WASHINGTON -- The U.S. Treasury Department will not mint a high-value platinum coin to avert the debt ceiling, according to an official statement from the Obama administration obtained by the Huffington Post on Saturday.
"Neither the Treasury Department nor the Federal Reserve believes that the law can or should be used to facilitate the production of platinum coins for the purpose of avoiding an increase in the debt limit," the statement reads.
Obama has never given any indication that he would be amenable to "the platinum option," but White House spokesman Jay Carney refused to rule it out in a press conference earlier this week.
A 1996 law permits the Treasury to mint platinum coins at any denomination it wishes, irrespective of the amount of platinum used in the coin. A $1 trillion coin could be deposited at the Federal Reserve, giving the Treasury the power to withdraw funds based on this account to meet government obligations. The coin would not grant any new spending powers to the administration, however, and as a result would be unlikely to cause inflation. It would only allow the Obama administration to pay bills already incurred by Congress. Refusing to raise the debt ceiling would prevent the government from making good on its existing commitments.

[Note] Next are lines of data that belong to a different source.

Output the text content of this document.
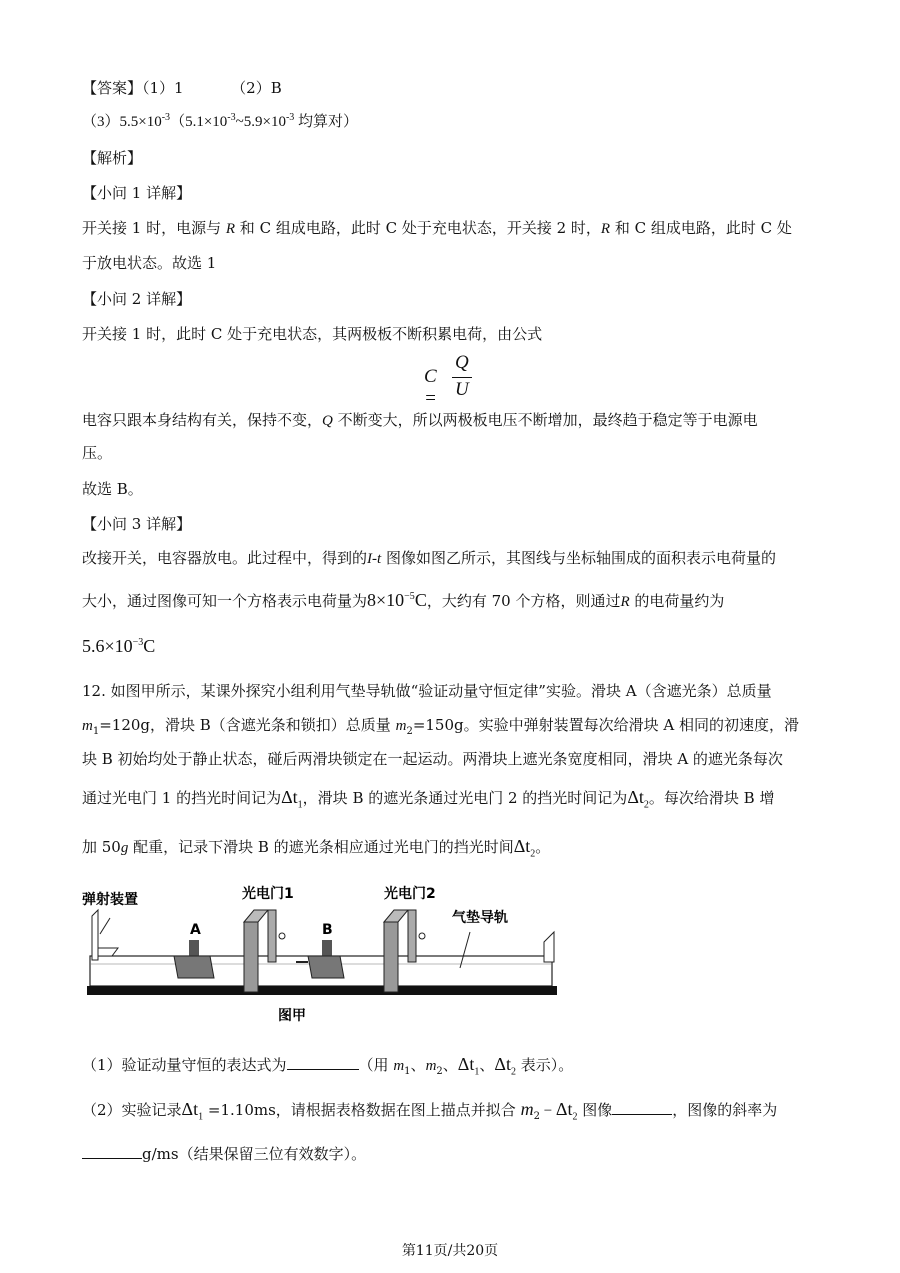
【答案】（1）1	（2）B
$(3)5.5\times 10^{-3}(5.1\times 10^{-3}\sim 5.9\times 10^{-3}$ 均算对）
【解析】
【小问 1 详解】
开关接 1 时，电源与 R 和 C 组成电路，此时 C 处于充电状态，开关接 2 时，R 和 C 组成电路，此时 C 处
于放电状态。故选 1
【小问 2 详解】
开关接 1 时，此时 C 处于充电状态，其两极板不断积累电荷，由公式
C =
Q
U
电容只跟本身结构有关，保持不变，Q 不断变大，所以两极板电压不断增加，最终趋于稳定等于电源电
压。
故选 B。
【小问 3 详解】
改接开关，电容器放电。此过程中，得到的I-t 图像如图乙所示，其图线与坐标轴围成的面积表示电荷量的
大小，通过图像可知一个方格表示电荷量为$8\times 10^{-5}C$，大约有 70 个方格，则通过R 的电荷量约为
$5.6\times 10^{-3}C$
12. 如图甲所示，某课外探究小组利用气垫导轨做“验证动量守恒定律”实验。滑块 A（含遮光条）总质量
$m_1=120g$，滑块 B（含遮光条和锁扣）总质量 $m_2=150g$。实验中弹射装置每次给滑块 A 相同的初速度，滑
块 B 初始均处于静止状态，碰后两滑块锁定在一起运动。两滑块上遮光条宽度相同，滑块 A 的遮光条每次
通过光电门 1 的挡光时间记为$\Delta t_1$，滑块 B 的遮光条通过光电门 2 的挡光时间记为$\Delta t_2$。每次给滑块 B 增
加 50g 配重，记录下滑块 B 的遮光条相应通过光电门的挡光时间$\Delta t_2$。
弹射装置	光电门1	光电门2
气垫导轨
A	B
图甲
（1）验证动量守恒的表达式为	（用 $m_1$、$m_2$、$\Delta t_1$、$\Delta t_2$ 表示）。
（2）实验记录$\Delta t_1 =1.10ms$，请根据表格数据在图上描点并拟合 $m_2 - \Delta t_2$ 图像	，图像的斜率为
g/ms（结果保留三位有效数字）。
第11页/共20页
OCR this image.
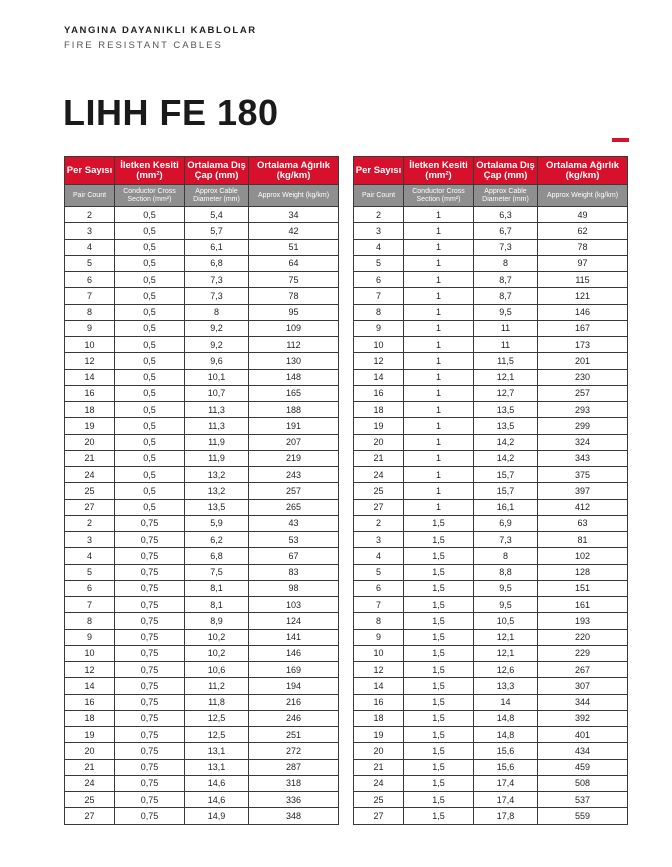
YANGINA DAYANIKLI KABLOLAR
FIRE RESISTANT CABLES
LIHH FE 180
Per Sayısı	İletken Kesiti (mm²)	Ortalama Dış Çap (mm)	Ortalama Ağırlık (kg/km)
Pair Count	Conductor Cross Section (mm²)	Approx Cable Diameter (mm)	Approx Weight (kg/km)
2	0,5	5,4	34
3	0,5	5,7	42
4	0,5	6,1	51
5	0,5	6,8	64
6	0,5	7,3	75
7	0,5	7,3	78
8	0,5	8	95
9	0,5	9,2	109
10	0,5	9,2	112
12	0,5	9,6	130
14	0,5	10,1	148
16	0,5	10,7	165
18	0,5	11,3	188
19	0,5	11,3	191
20	0,5	11,9	207
21	0,5	11,9	219
24	0,5	13,2	243
25	0,5	13,2	257
27	0,5	13,5	265
2	0,75	5,9	43
3	0,75	6,2	53
4	0,75	6,8	67
5	0,75	7,5	83
6	0,75	8,1	98
7	0,75	8,1	103
8	0,75	8,9	124
9	0,75	10,2	141
10	0,75	10,2	146
12	0,75	10,6	169
14	0,75	11,2	194
16	0,75	11,8	216
18	0,75	12,5	246
19	0,75	12,5	251
20	0,75	13,1	272
21	0,75	13,1	287
24	0,75	14,6	318
25	0,75	14,6	336
27	0,75	14,9	348
Per Sayısı	İletken Kesiti (mm²)	Ortalama Dış Çap (mm)	Ortalama Ağırlık (kg/km)
Pair Count	Conductor Cross Section (mm²)	Approx Cable Diameter (mm)	Approx Weight (kg/km)
2	1	6,3	49
3	1	6,7	62
4	1	7,3	78
5	1	8	97
6	1	8,7	115
7	1	8,7	121
8	1	9,5	146
9	1	11	167
10	1	11	173
12	1	11,5	201
14	1	12,1	230
16	1	12,7	257
18	1	13,5	293
19	1	13,5	299
20	1	14,2	324
21	1	14,2	343
24	1	15,7	375
25	1	15,7	397
27	1	16,1	412
2	1,5	6,9	63
3	1,5	7,3	81
4	1,5	8	102
5	1,5	8,8	128
6	1,5	9,5	151
7	1,5	9,5	161
8	1,5	10,5	193
9	1,5	12,1	220
10	1,5	12,1	229
12	1,5	12,6	267
14	1,5	13,3	307
16	1,5	14	344
18	1,5	14,8	392
19	1,5	14,8	401
20	1,5	15,6	434
21	1,5	15,6	459
24	1,5	17,4	508
25	1,5	17,4	537
27	1,5	17,8	559
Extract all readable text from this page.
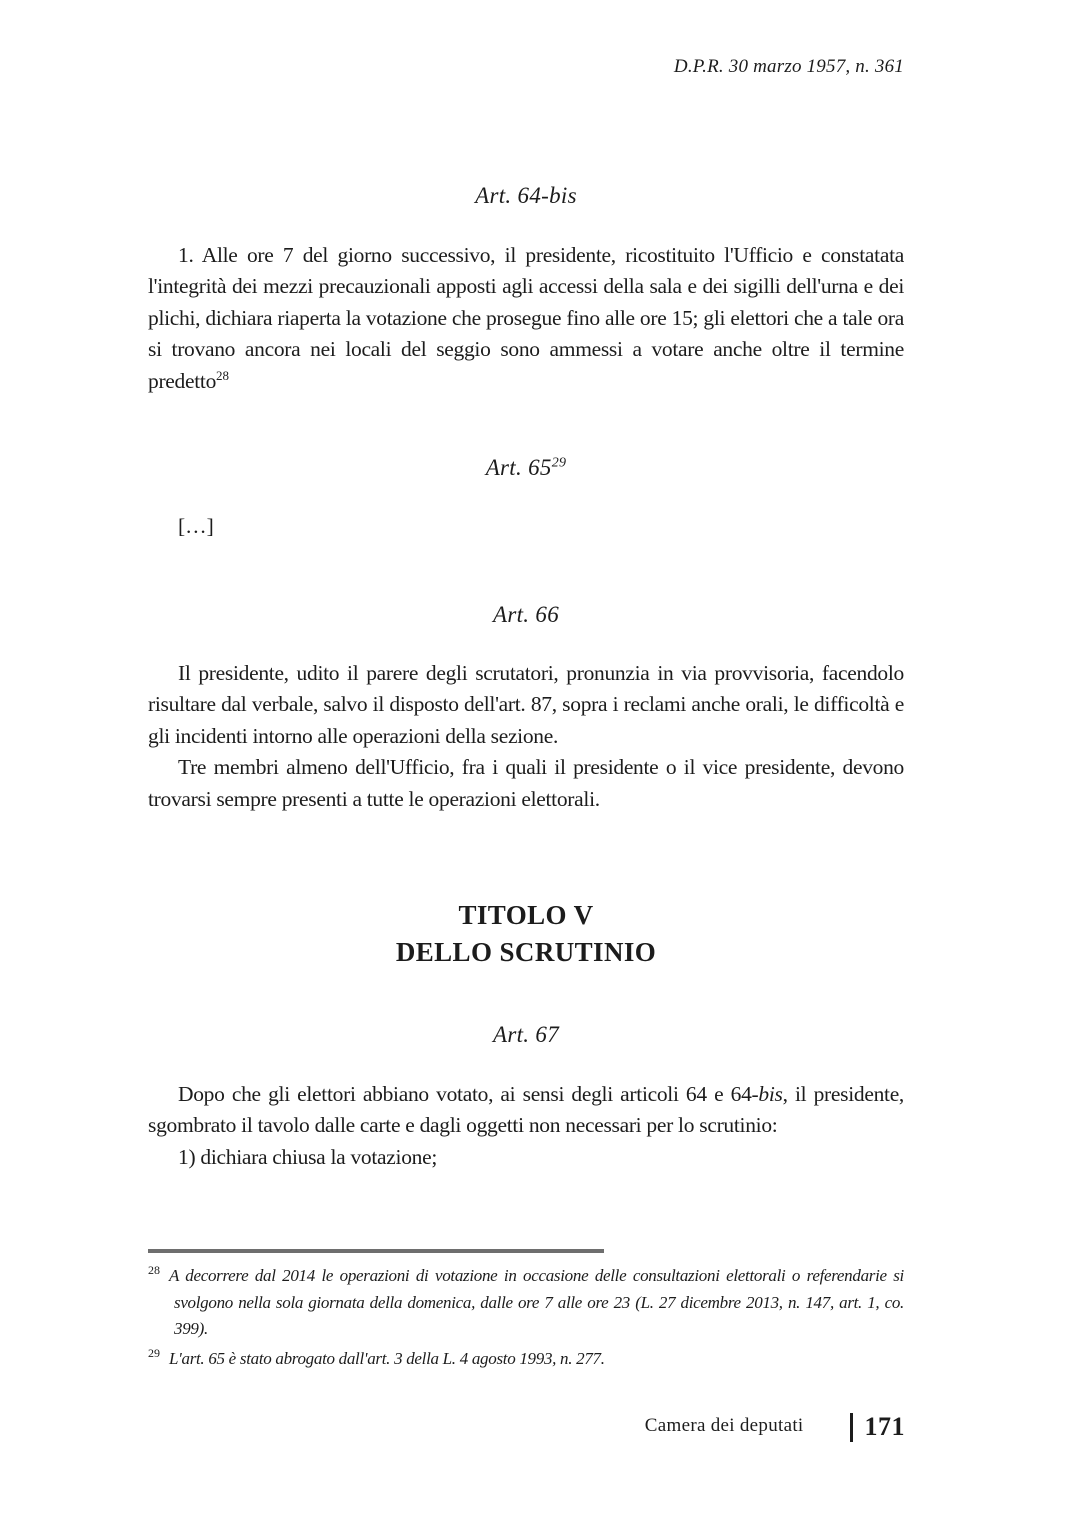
D.P.R. 30 marzo 1957, n. 361
Art. 64-bis

1. Alle ore 7 del giorno successivo, il presidente, ricostituito l'Ufficio e constatata l'integrità dei mezzi precauzionali apposti agli accessi della sala e dei sigilli dell'urna e dei plichi, dichiara riaperta la votazione che prosegue fino alle ore 15; gli elettori che a tale ora si trovano ancora nei locali del seggio sono ammessi a votare anche oltre il termine predetto$^{28}$

Art. $65^{29}$
[…]
Art. 66

Il presidente, udito il parere degli scrutatori, pronunzia in via provvisoria, facendolo risultare dal verbale, salvo il disposto dell'art. 87, sopra i reclami anche orali, le difficoltà e gli incidenti intorno alle operazioni della sezione.

Tre membri almeno dell'Ufficio, fra i quali il presidente o il vice presidente, devono trovarsi sempre presenti a tutte le operazioni elettorali.

TITOLO V
DELLO SCRUTINIO
Art. 67

Dopo che gli elettori abbiano votato, ai sensi degli articoli 64 e 64-bis, il presidente, sgombrato il tavolo dalle carte e dagli oggetti non necessari per lo scrutinio:

1) dichiara chiusa la votazione;

$^{28}$ A decorrere dal 2014 le operazioni di votazione in occasione delle consultazioni elettorali o referendarie si svolgono nella sola giornata della domenica, dalle ore 7 alle ore 23 (L. 27 dicembre 2013, n. 147, art. 1, co. 399).
$^{29}$ L'art. 65 è stato abrogato dall'art. 3 della L. 4 agosto 1993, n. 277.
Camera dei deputati 171
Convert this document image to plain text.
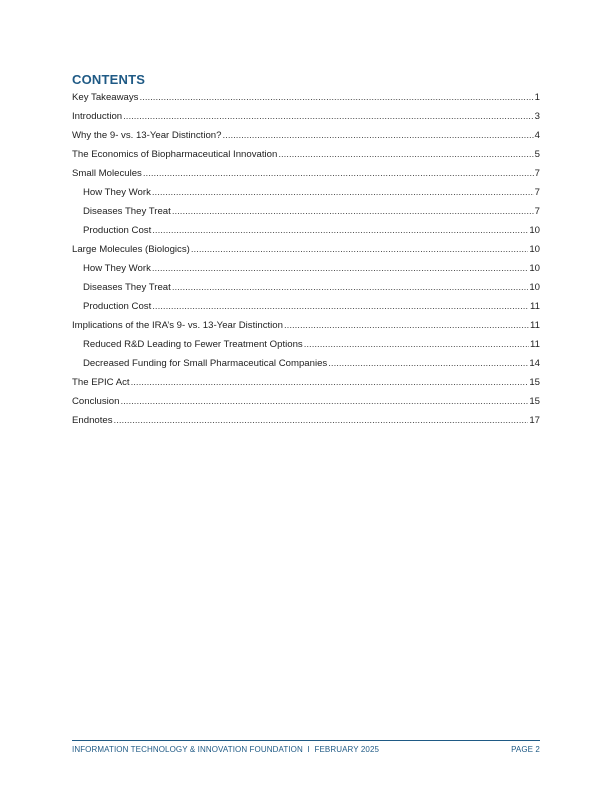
CONTENTS
Key Takeaways .....	1
Introduction .....	3
Why the 9- vs. 13-Year Distinction? .....	4
The Economics of Biopharmaceutical Innovation .....	5
Small Molecules .....	7
How They Work .....	7
Diseases They Treat .....	7
Production Cost .....	10
Large Molecules (Biologics) .....	10
How They Work .....	10
Diseases They Treat .....	10
Production Cost .....	11
Implications of the IRA’s 9- vs. 13-Year Distinction .....	11
Reduced R&D Leading to Fewer Treatment Options .....	11
Decreased Funding for Small Pharmaceutical Companies .....	14
The EPIC Act .....	15
Conclusion .....	15
Endnotes .....	17
INFORMATION TECHNOLOGY & INNOVATION FOUNDATION I FEBRUARY 2025	PAGE 2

But the move sounds fantastical and has been met with derision by congressional Republicans, who hope to secure aggressive spending cuts by holding the debt ceiling hostage.
Treasury's decision not to use the platinum option comes after several Senate Democrats wrote Obama a letter urging him to make clear that the administration will not allow the full faith and credit of the U.S. government to be called into question by Congress. Politico was first to report on the letter.
"In the event that Republicans make good on their threat by failing to act, or by moving unilaterally to pass a debt limit extension only as part of an unbalanced or unreasonable legislation, we believe you must be willing to take any lawful steps to ensure that America does not break its promises and trigger a global economic crisis -- without congressional approval, if necessary," the letter reads.
During the 2011 debt limit standoff, Treasury Secretary Timothy Geithner publicly suggested invoking the 14th Amendment to the U.S. Constitution, which states that, "The validity of the public debt ... shall not be questioned." Obama, however, rejected the move, saying that the White House legal team did not believe that the 14th Amendment was a viable legal option for averting default.
Some congressional Republicans have been advocating a federal government shutdown in lieu of a debt default. The shutdown would, of course, have major ramifications for social services and basic day-to-day operations, and would not necessarily avoid default.
The government needs to issue new debt in order to meet prior obligations to which Congress has already agreed: Social Security payments, federal worker salaries, interest on existing debt and military operations. Without raising the debt ceiling, federal spending would need to be cut by about 40 percent immediately to avoid an instantaneous default on government debt. But because tax revenues and debt maturities are somewhat irregular, even a government shutdown might not prevent a default if tax revenues come in too low on a given day.
Treasury's rejection of the coin and the 14th Amendment leaves only one other non-traditional option for averting the debt ceiling: issuing IOUs instead of actual money to make good on obligations. The move would jeopardize confidence in U.S. economic policy and would not be immune to legal challenges. California was able to stave off its own budget crisis with IOUs in 2009, however.